We are obviously setting things up for Jamie and William to cross paths on the battlefield at some point, right? Well, it might take William a little longer than he thought to get closer to some action. That’s right: Little Willy is all grown up and getting his own story lines this season. Much of his story in a Most Uncomfortable Woman is working to show us what kind of person William is and just how much like his father he has grown up to be. Do we need an extended scene of William watching another British officer burning a sex worker alive because he believes she has smallpox? I mean, I’d go with “no,†but that’s just me. Still, this moment is clearly there to show us that William will not stand for this kind of unjust violence and that he’s brave enough to stand up to an entire group of his colleagues. Those traits certainly get the attention of Captain Richardson, who offers William a supersecret messenger — BUT DEFINITELY NOT A SPY — mission to deliver three letters to allies in the South before sending him up to New York to join the British troops up there. Since William is unbelievably horny for some rebellion-crushing, he takes the gig even though he’ll have to travel through the Great Dismal Swamp to do it.
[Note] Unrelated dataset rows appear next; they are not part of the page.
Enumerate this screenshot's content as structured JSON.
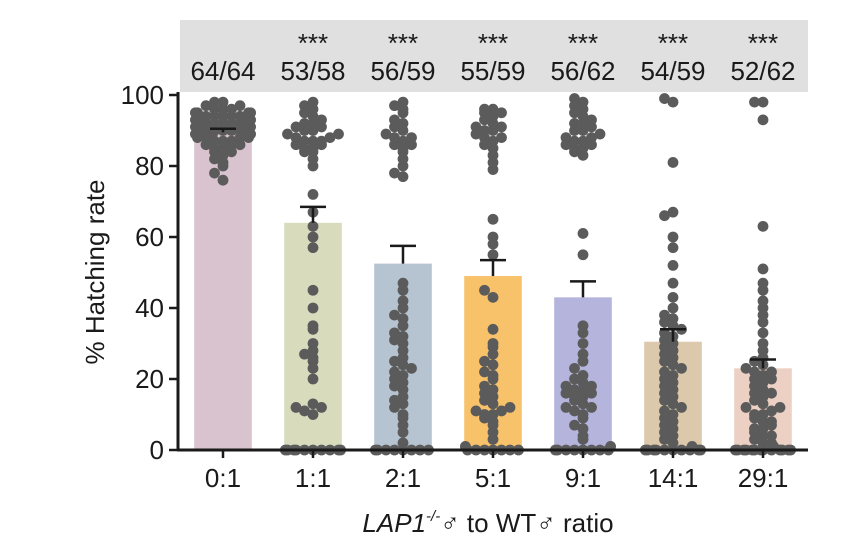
{
  "chart_data": {
    "type": "bar",
    "categories": [
      "0:1",
      "1:1",
      "2:1",
      "5:1",
      "9:1",
      "14:1",
      "29:1"
    ],
    "values": [
      89.5,
      64,
      52.5,
      49,
      43,
      30.5,
      23
    ],
    "error": [
      1,
      4.5,
      5,
      4.5,
      4.5,
      3.5,
      2.5
    ],
    "colors": [
      "#d8c3cf",
      "#d8dcbd",
      "#b6c3d1",
      "#f7c26a",
      "#b5b4dd",
      "#dcc8aa",
      "#ecd0c3"
    ],
    "counts": [
      "64/64",
      "53/58",
      "56/59",
      "55/59",
      "56/62",
      "54/59",
      "52/62"
    ],
    "significance": [
      "",
      "***",
      "***",
      "***",
      "***",
      "***",
      "***"
    ],
    "points": [
      [
        76,
        78,
        80,
        81,
        82,
        83,
        84,
        84,
        85,
        85,
        86,
        86,
        86,
        87,
        87,
        87,
        88,
        88,
        88,
        88,
        89,
        89,
        89,
        89,
        89,
        90,
        90,
        90,
        90,
        90,
        90,
        91,
        91,
        91,
        91,
        91,
        91,
        92,
        92,
        92,
        92,
        92,
        92,
        93,
        93,
        93,
        93,
        93,
        94,
        94,
        94,
        94,
        94,
        95,
        95,
        95,
        95,
        96,
        96,
        96,
        97,
        97,
        98,
        98
      ],
      [
        0,
        0,
        0,
        0,
        0,
        0,
        0,
        0,
        0,
        0,
        10,
        11,
        12,
        12,
        13,
        20,
        23,
        25,
        26,
        27,
        28,
        30,
        34,
        35,
        40,
        45,
        57,
        60,
        63,
        67,
        72,
        80,
        82,
        84,
        84,
        85,
        85,
        86,
        86,
        87,
        87,
        87,
        88,
        88,
        89,
        89,
        90,
        90,
        91,
        91,
        92,
        92,
        93,
        94,
        95,
        96,
        97,
        98
      ],
      [
        0,
        0,
        0,
        0,
        0,
        0,
        0,
        0,
        2,
        5,
        7,
        9,
        10,
        12,
        13,
        14,
        15,
        17,
        18,
        19,
        20,
        21,
        22,
        23,
        24,
        25,
        26,
        28,
        30,
        31,
        32,
        33,
        35,
        37,
        38,
        40,
        42,
        45,
        47,
        77,
        78,
        80,
        82,
        84,
        85,
        86,
        86,
        87,
        88,
        88,
        89,
        90,
        91,
        92,
        93,
        95,
        96,
        97,
        98
      ],
      [
        0,
        0,
        0,
        0,
        0,
        0,
        0,
        1,
        3,
        5,
        7,
        8,
        9,
        10,
        10,
        11,
        11,
        12,
        13,
        14,
        15,
        16,
        17,
        18,
        20,
        21,
        22,
        24,
        25,
        27,
        29,
        30,
        34,
        43,
        45,
        55,
        58,
        60,
        65,
        79,
        81,
        83,
        85,
        86,
        87,
        88,
        88,
        89,
        90,
        90,
        91,
        91,
        92,
        93,
        94,
        95,
        95,
        96,
        96
      ],
      [
        0,
        0,
        0,
        0,
        0,
        0,
        0,
        0,
        1,
        3,
        4,
        6,
        7,
        9,
        10,
        11,
        12,
        12,
        13,
        14,
        15,
        15,
        16,
        16,
        17,
        17,
        18,
        18,
        19,
        20,
        21,
        23,
        25,
        27,
        30,
        33,
        35,
        55,
        61,
        83,
        84,
        85,
        85,
        86,
        86,
        87,
        87,
        88,
        88,
        89,
        90,
        90,
        91,
        92,
        92,
        93,
        94,
        95,
        96,
        97,
        98,
        99
      ],
      [
        0,
        0,
        0,
        0,
        0,
        0,
        0,
        0,
        0,
        0,
        1,
        2,
        3,
        4,
        5,
        6,
        7,
        8,
        9,
        10,
        11,
        12,
        13,
        14,
        15,
        16,
        17,
        18,
        19,
        20,
        21,
        22,
        23,
        24,
        25,
        26,
        27,
        28,
        29,
        30,
        31,
        32,
        33,
        34,
        35,
        36,
        37,
        38,
        40,
        43,
        47,
        52,
        57,
        60,
        67,
        66,
        81,
        98,
        99
      ],
      [
        0,
        0,
        0,
        0,
        0,
        0,
        0,
        0,
        0,
        0,
        0,
        0,
        1,
        2,
        3,
        4,
        5,
        6,
        6,
        7,
        8,
        9,
        10,
        10,
        11,
        12,
        13,
        14,
        15,
        16,
        17,
        18,
        19,
        20,
        21,
        22,
        22,
        23,
        24,
        25,
        26,
        28,
        30,
        33,
        36,
        38,
        40,
        42,
        45,
        47,
        51,
        63,
        93,
        98,
        98,
        0,
        2,
        4,
        8,
        12,
        16,
        20
      ]
    ],
    "title": "",
    "xlabel_italic": "LAP1",
    "xlabel_sup": "-/-",
    "xlabel_rest": "♂ to WT♂ ratio",
    "ylabel": "% Hatching rate",
    "ylim": [
      0,
      100
    ],
    "yticks": [
      0,
      20,
      40,
      60,
      80,
      100
    ],
    "grid": false,
    "legend": "none"
  }
}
The Great Dismal lives up to its name: It’s not long before a snake spooks William’s horse (do snakes just smell that sweet, sweet Fraser blood or something?), tossing him from it. The horse bolts and William gets a disgusting wound from a small tree branch that impales his arm. Luckily for him, Ian — off on his Continental Army mission — appears in the swamp. Outlander is such a small world it’s insane — but also, I’m going with it. Anyway, when Ian learns William’s name, he, of course, is going to help his (secret) cousin. As William’s wound grows more and more infected, Ian winds up finding a nearby Quaker doctor and his sister to help. Yes, it’s true: The Hunters have finally arrived — book-readers can rejoice. There’s instant eye contact when Ian and Rachel first get a look at each other, and their interest only grows as Rachel and her brother, Denny, tend to William. Ian seems impressed when Rachel has zero time for William’s insistence that he’d rather die than have his arm amputated (sounds familiar, doesn’t it?). Things don’t escalate to that, but still — Rachel proves to be just as smart, capable, and logical as her brother with the fancy title. Rachel seems impressed with Ian’s compassion and generosity when he sits with William all night as he heals and then leaves him money to buy a new horse as well as his rosary for comfort. Ian has to take off, but these two are already googly-eyed for each other. Will Ian and Rachel become the next hot couple on this show? Maybe!
But Ian may have a little competition: William definitely seems interested in Rachel too, and he’s sticking around a bit longer. As he recuperates, he gets to know more about Rachel and Denny and learns that Denny is very much pro-independence. He’s so pro-independence, in fact, that he was kicked out of their Quaker meeting for resisting allying with the British, and he and Rachel are days away from heading off to join the efforts of the Continental Army. William tries to keep his cool, but we all know hating rebels is pretty much William’s only hobby. But it turns out that the Hunters know a few people William needs to find for his mission, so he offers to travel with them on their journey. Will spending time with some colonists help William have a change of heart, or will this turn out to be a disaster for everyone?